Feb 04, 2005 07:54
Of course someone paying $3000 for Justin Timberlake's partially-eaten toast is ridiculous. However, this is nothing new-- just look at the Catholic's veneration of saints. It only took a few hundred years after Christ's death for there to rise up a great traffic in saint's relics--pieces of Jesus' cross; vials of saintly/holy blood; skulls, fingers, and other bits and pieces of the saints-- which were acquired, at great expense, for the glory of individual collectors, churches, and cities. Over the course of the middle ages and the Renaissance (and to a slightly diminished extent) up until the present, people have flocked to cathedrals and museums all over Europe to see these relics, contained in bejeweled and gilded relequaries. It was considered completely normal to have great civic pride over the toenails of St. Anthony or the finger of one of the Popes in a chapel in your city's cathedral.

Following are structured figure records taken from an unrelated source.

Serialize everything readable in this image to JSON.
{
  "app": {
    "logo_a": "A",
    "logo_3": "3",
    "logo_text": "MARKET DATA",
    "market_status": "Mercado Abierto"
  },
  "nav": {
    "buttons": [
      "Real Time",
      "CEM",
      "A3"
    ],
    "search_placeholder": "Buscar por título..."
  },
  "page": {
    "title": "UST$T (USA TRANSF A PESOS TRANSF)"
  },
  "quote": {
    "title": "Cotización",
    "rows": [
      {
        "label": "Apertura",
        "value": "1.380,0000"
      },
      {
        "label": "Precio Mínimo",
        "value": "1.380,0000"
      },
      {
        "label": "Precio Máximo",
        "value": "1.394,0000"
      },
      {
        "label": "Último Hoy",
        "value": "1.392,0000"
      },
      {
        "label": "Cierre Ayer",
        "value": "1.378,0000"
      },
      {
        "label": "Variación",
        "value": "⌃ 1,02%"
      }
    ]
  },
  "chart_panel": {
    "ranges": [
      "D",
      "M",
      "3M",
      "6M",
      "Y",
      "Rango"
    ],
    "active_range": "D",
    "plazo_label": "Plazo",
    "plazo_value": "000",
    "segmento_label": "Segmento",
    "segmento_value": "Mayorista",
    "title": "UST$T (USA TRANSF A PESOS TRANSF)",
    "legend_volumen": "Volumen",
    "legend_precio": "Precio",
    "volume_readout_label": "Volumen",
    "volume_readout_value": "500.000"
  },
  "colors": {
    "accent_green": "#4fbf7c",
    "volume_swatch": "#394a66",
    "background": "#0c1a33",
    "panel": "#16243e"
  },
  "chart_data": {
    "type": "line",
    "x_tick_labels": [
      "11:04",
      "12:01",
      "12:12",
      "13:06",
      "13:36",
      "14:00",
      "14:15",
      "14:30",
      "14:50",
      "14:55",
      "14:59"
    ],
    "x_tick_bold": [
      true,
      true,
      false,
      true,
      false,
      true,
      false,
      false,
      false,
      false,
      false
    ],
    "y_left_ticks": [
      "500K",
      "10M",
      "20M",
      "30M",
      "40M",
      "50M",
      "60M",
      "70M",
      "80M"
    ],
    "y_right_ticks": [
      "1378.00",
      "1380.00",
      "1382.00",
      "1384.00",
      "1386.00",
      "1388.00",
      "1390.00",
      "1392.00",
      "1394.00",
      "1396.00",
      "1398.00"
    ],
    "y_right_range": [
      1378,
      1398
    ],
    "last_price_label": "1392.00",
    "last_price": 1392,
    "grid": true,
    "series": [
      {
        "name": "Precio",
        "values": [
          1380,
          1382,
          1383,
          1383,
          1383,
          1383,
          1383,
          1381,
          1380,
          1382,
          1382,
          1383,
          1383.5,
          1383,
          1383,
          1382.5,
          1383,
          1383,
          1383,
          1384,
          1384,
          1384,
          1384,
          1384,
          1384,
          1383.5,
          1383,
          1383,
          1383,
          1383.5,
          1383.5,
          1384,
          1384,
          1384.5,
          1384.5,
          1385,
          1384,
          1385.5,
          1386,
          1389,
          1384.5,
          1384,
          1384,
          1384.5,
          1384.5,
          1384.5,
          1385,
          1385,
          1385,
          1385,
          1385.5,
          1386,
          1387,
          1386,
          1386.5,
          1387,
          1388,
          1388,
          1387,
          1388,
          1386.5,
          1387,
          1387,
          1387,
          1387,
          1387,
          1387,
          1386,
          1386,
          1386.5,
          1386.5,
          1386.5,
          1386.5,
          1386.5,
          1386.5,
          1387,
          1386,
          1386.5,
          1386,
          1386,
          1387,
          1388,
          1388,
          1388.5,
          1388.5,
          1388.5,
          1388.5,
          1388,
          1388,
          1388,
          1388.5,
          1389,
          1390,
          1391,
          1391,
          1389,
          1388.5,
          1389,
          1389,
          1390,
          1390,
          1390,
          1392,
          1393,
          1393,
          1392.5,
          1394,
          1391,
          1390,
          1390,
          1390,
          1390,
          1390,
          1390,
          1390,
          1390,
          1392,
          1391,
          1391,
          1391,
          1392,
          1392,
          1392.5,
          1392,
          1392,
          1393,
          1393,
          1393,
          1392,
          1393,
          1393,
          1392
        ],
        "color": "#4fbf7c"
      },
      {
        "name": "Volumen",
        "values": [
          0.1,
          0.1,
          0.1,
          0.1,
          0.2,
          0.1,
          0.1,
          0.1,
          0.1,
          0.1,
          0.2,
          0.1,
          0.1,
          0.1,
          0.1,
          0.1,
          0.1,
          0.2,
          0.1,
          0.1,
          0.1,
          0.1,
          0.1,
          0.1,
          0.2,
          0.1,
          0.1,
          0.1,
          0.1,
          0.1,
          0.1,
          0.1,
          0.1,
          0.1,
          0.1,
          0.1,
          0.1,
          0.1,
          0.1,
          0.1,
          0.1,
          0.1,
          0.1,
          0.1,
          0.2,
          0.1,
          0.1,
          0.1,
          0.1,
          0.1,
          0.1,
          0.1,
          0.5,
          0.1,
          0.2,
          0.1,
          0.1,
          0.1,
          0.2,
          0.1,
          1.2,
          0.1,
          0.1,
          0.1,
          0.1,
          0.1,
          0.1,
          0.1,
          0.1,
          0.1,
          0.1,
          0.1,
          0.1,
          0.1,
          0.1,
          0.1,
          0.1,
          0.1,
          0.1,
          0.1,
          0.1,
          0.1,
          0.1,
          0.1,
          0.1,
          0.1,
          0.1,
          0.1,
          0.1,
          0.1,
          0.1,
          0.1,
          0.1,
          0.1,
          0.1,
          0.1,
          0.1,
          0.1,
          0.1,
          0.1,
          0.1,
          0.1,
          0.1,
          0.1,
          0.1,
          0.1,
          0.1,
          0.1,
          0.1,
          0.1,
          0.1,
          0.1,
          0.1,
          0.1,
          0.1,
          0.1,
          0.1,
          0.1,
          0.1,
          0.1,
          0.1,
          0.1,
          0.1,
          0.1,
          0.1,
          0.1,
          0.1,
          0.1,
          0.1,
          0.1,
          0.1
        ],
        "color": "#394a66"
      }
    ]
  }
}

It's a pretty widely-accepted fact that many of these icons are fake, and a collection of thousand-year-old rotting body parts of any type are disgusting, but it's really no different than Justin Timberlake's nibbled-at toast or Britney Spears' gum. People have always idolized celebrities-- they used to have to be extraordinarily pious, chaste, or maybe they recieved the Stigmata or performed "true miracles" but now we only require them to dance provocotavely and lip-sync convincingly. Oh, they also usually have to wear as little as the FCC will allow.